Mark Dodds
Mark Dodds, Sport Management Department, presented two papers at the European Association for Sport Management conference in Bern, Switzerland. The paper topics were “Corruption’s Impact on Sport Sponsorship” and “Sponsorship Legal Issues: A Comparison of Finland and the US.” Also, he chaired a Legal and Ethical Aspects of Sport session.
Mechthild Nagel
Mechthild Nagel, Philosophy and Africana Studies departments and the Center for Gender and Intercultural Studies, has been invited to update the entry “Feminist Perspectives on Class and Work” with the Stanford Encyclopedia of Philosophy, a common reference source for philosophy students and scholars. Her updated entry, which was recently accepted, can be found on this link.
Tadayuki Suzuki
Tadayuki Suzuki, Literacy Department, presented two roundtable sessions on Nov. 17 at the 2023 National Council of Teachers of English (NCTE) annual convention in Columbus, Ohio. “The Right to Read: The Voices of School Teachers and Preservice Teacher Students” was part of the roundtable session “Working to Understand Censorship and its Impacts on the Teaching Profession.” “Exploring the Complexity of Cultural Authenticity in Children’s Books with Gender Nonconforming Characters” was part of the roundtable session “Queer(ing) Conexións.”
Kerri Freese
Kerri Freese, Noyce Project coordinator, collaborated with Maritza Macdonald, senior director of education and policy and co-director of the Master of Arts in Teaching Earth Science Residency Program at the American Museum of Natural History, to plan and implement a workshop for National Science Foundation (NSF) Noyce Scholars. The workshop, held Dec. 4 at the American Museum of Natural History in New York City, highlighted using a museum and informal resources for science, technology, engineering and math education (STEM) and culture knowledge. More than 60 Noyce scholars and faculty from Noyce programs throughout the northeast attended the workshop. The event was supported by leftover funds from a NSF conference grant awarded to Gregory D. Phelan, Chemistry Department, Sheila Vaidya, Drexel University and Lisa Gonsalves, University of Massachusetts Boston, that aimed to enhance pre-service and in-service teachers’ successful teaching practices in high-need schools.

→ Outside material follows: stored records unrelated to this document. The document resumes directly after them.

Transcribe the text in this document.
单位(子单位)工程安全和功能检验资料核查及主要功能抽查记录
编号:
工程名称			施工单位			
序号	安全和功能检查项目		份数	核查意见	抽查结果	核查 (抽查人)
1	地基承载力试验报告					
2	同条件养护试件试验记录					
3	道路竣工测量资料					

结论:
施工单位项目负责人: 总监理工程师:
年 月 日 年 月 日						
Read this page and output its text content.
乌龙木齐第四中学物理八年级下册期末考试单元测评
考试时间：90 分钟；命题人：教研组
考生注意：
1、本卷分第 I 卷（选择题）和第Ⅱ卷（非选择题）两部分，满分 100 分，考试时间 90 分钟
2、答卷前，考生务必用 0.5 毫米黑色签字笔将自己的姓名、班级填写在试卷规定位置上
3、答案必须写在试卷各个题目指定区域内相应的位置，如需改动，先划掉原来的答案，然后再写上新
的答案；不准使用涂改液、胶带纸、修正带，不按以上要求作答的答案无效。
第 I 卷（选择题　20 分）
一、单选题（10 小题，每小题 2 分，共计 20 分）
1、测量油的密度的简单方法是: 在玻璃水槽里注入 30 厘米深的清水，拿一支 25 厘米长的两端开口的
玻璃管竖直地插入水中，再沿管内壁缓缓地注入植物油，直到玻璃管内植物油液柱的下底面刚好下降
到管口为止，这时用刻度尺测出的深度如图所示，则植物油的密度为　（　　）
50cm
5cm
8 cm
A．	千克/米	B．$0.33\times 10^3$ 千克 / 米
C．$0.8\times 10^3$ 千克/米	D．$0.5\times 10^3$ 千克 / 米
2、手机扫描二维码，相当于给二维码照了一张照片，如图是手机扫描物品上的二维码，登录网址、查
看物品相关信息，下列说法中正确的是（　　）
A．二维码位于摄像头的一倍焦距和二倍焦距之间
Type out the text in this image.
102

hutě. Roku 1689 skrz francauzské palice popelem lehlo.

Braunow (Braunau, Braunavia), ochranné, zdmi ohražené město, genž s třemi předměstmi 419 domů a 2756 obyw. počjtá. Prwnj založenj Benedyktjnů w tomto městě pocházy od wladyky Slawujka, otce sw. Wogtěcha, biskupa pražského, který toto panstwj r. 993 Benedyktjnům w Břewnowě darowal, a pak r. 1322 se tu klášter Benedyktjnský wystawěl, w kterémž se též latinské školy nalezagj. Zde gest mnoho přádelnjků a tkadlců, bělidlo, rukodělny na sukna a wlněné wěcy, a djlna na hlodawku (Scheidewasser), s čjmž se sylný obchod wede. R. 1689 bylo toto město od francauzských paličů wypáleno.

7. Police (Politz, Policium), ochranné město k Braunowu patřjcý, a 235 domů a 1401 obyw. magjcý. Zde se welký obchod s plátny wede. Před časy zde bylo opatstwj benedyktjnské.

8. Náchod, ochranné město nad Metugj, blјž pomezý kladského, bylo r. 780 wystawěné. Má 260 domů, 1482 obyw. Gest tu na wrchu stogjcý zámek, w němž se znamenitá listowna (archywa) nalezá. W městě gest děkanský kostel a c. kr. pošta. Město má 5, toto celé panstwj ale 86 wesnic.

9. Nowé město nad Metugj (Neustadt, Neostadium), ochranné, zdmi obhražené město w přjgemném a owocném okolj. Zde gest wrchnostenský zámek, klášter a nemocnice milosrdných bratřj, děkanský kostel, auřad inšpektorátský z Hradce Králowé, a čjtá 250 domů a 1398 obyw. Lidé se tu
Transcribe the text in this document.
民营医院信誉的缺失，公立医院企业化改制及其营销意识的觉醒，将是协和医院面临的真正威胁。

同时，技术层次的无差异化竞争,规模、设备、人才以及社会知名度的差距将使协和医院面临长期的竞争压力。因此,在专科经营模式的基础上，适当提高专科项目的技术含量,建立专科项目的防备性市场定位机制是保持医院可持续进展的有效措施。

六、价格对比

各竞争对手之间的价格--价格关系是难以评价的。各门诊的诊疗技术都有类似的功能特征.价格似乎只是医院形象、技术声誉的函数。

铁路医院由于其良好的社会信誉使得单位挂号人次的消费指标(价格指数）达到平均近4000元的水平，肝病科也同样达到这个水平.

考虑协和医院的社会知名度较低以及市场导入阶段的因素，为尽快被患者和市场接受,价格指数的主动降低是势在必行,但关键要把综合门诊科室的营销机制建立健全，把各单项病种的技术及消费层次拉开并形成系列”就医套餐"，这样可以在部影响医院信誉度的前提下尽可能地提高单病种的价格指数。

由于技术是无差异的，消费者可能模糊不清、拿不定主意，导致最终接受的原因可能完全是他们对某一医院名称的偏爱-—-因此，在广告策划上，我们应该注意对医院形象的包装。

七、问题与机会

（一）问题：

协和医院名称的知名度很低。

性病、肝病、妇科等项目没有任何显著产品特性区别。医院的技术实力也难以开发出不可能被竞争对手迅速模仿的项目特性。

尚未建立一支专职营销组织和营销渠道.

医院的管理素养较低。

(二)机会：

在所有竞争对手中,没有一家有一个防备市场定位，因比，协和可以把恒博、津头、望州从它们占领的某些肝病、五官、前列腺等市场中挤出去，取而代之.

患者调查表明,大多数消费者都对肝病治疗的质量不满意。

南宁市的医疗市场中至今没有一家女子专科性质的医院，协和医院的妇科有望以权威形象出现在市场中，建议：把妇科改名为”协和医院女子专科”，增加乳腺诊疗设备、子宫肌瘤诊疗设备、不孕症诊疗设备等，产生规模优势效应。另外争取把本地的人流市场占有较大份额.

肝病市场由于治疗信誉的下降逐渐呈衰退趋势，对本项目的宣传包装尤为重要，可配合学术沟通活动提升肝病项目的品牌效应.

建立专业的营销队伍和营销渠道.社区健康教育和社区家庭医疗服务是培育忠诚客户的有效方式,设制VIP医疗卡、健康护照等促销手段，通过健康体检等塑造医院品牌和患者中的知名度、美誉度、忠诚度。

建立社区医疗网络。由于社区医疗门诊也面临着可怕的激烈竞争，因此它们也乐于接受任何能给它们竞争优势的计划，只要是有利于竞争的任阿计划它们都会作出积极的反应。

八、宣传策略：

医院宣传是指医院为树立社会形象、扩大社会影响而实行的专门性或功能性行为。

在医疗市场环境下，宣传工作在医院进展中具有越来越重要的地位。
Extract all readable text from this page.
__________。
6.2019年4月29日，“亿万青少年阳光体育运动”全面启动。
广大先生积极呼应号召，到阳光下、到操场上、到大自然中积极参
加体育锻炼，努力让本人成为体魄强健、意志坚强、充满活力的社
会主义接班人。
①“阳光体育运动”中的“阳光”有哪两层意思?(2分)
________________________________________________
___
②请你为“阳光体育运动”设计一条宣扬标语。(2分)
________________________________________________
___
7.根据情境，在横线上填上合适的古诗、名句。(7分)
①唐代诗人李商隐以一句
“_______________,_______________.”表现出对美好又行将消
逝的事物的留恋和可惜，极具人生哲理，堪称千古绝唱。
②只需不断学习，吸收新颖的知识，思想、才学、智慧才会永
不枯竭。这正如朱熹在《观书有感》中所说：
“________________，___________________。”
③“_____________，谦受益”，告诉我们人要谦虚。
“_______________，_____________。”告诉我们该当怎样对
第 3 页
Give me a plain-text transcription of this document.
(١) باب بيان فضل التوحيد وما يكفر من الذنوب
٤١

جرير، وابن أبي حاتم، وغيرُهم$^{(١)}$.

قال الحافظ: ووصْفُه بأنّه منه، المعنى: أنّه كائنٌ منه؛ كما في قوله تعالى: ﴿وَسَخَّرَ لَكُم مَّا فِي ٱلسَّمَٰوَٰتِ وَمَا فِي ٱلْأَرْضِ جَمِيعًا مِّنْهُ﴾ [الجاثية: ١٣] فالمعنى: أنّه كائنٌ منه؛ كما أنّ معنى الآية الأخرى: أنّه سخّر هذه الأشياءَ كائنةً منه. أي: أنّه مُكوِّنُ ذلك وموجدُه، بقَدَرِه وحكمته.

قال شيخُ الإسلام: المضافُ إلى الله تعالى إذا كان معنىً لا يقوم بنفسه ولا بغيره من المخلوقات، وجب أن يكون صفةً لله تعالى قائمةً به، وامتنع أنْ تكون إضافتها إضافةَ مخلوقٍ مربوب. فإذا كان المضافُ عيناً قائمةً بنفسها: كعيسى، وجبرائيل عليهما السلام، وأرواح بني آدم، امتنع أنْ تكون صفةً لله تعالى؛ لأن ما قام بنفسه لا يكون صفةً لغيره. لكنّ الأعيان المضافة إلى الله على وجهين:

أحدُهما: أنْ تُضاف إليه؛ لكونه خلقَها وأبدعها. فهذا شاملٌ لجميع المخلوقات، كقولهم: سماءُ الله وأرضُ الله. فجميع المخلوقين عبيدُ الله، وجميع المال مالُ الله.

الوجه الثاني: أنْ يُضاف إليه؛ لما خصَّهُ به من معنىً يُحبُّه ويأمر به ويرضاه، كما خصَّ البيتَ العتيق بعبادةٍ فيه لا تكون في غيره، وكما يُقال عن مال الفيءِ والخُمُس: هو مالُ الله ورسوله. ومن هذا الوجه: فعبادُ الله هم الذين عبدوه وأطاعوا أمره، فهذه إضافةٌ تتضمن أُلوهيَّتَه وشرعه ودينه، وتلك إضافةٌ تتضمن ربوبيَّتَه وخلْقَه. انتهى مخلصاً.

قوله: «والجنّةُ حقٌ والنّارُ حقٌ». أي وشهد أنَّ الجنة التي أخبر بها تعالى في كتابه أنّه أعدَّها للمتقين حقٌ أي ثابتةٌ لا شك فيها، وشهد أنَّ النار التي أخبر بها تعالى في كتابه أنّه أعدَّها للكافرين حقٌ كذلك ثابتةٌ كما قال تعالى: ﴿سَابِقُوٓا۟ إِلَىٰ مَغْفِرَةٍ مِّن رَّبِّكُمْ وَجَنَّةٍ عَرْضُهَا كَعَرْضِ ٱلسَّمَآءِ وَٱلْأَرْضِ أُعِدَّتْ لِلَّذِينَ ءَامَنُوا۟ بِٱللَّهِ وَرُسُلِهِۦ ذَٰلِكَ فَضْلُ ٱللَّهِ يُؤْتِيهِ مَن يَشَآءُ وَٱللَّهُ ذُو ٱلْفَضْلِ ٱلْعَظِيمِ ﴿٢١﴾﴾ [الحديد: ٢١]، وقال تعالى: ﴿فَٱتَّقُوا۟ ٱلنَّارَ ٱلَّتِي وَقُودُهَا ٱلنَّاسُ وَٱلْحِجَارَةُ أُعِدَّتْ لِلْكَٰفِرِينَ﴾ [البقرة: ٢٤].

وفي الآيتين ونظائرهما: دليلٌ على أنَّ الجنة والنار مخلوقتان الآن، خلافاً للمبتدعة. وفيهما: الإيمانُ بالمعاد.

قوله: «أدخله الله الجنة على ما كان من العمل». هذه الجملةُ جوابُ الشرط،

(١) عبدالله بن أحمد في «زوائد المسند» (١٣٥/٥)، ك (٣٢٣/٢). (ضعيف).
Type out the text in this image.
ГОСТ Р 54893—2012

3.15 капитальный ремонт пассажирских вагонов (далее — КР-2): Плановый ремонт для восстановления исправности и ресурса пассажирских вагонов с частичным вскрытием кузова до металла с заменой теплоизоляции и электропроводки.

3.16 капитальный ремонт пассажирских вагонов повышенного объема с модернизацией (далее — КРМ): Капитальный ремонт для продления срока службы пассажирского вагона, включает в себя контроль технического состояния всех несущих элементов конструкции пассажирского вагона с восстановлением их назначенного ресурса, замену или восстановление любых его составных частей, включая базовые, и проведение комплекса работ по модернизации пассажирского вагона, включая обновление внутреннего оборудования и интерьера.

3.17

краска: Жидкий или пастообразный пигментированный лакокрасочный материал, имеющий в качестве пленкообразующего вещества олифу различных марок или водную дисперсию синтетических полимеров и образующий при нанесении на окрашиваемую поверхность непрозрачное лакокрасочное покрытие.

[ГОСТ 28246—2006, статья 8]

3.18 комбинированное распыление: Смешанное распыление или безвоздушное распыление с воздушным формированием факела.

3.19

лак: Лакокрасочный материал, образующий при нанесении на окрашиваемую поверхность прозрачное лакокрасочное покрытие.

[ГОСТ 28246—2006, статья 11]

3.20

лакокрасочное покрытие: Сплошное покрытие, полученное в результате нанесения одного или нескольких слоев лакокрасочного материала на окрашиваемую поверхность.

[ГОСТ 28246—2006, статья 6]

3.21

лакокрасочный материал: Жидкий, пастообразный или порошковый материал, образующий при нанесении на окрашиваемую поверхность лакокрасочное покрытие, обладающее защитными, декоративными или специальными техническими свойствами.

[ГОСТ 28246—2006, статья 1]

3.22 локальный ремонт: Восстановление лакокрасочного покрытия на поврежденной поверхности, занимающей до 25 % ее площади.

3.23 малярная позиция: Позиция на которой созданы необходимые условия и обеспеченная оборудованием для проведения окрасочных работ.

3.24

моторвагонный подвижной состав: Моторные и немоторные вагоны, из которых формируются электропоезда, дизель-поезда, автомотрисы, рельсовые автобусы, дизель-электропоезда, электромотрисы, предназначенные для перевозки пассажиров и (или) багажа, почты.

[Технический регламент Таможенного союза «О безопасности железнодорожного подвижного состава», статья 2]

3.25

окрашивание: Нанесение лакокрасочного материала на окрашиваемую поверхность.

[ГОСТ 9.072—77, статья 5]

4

The SUNY Cortland Noyce Project, sponsored by the NSF, seeks to encourage talented STEM majors to become K-12 teachers in high-need rural and urban schools.
Melissa Morris
Melissa Morris, Physics Department, has been invited to speak at a workshop on Chondrules and the Protoplanetary Disk at the Natural History Museum in London, England and to contribute a book chapter on the workshop proceedings. Also, she has been invited to speak at the University of Warwick in Coventry, England, following the workshop.
Mechthild Nagel
Mechthild Nagel, Philosophy and Africana Studies departments and director of the Center for Ethics, Peace, and Social Justice, had her book chapter titled “Transitional Justice in Rwanda and South Africa” published this spring in The Routledge International Handbook on Penal Abolition.
Kent Johnson
Kent Johnson, Sociology/Anthropology Department, and a team of international collaborators were awarded a grant to host a design workshop by the Coalition for Archaeological Synthesis. The workshop is titled “From Close Kinship to Population Interactions in the Deep Past: Integrating Biological and Cultural Indicators of Social Identities in a Multiscalar Framework,” and it will be held in northern Germany in Spring 2026.
Robert Spitzer
Robert Spitzer, Political Science Department, presented a paper at the annual meeting of the American Political Science Association, held Sept. 1-4 in Seattle, Wa. His paper was titled “Growing Executive Power: The Strange Case of the ‘Protective Return’ Pocket Veto” for a roundtable panel on “In Defense of the Constitution.”
Bonni C. Hodges
Bonni C. Hodges, Health Department, recently presented at the American Alliance for Health, Physical Education, Recreation, and Dance (AAHPERD) national conference in San Diego. Her talk featured Girls’ Day Out (GDO) as an illustration of a successful community-college collaboration. GDO, begun in 2001, is an annual event put on by the Cortland YWCA, SUNY Cortland and the SUNY Cortland Athletics Department involving girls in grades five through eight in a day of non-traditional sporting, recreational, vocational and health-education activities. The presentation described the evolution of GDO; illustrated the use of needs assessment and process evaluation data within the PRECEDE-PROCEED framework; discussed strategies for successful community-college collaborations; discussed this event’s growth management; and shared GDO's multidimensional mentoring model.
Juan Diego Prieto
Juan Diego Prieto, Political Science Department, had a conference paper selected as the winner of the Network for Latin American Political Economy (REPAL) 2023 Best Paper Prize. The paper is titled “State Patching: A Typological Theory with Illustrations from Emergency Social Transfers in Brazil and Colombia.”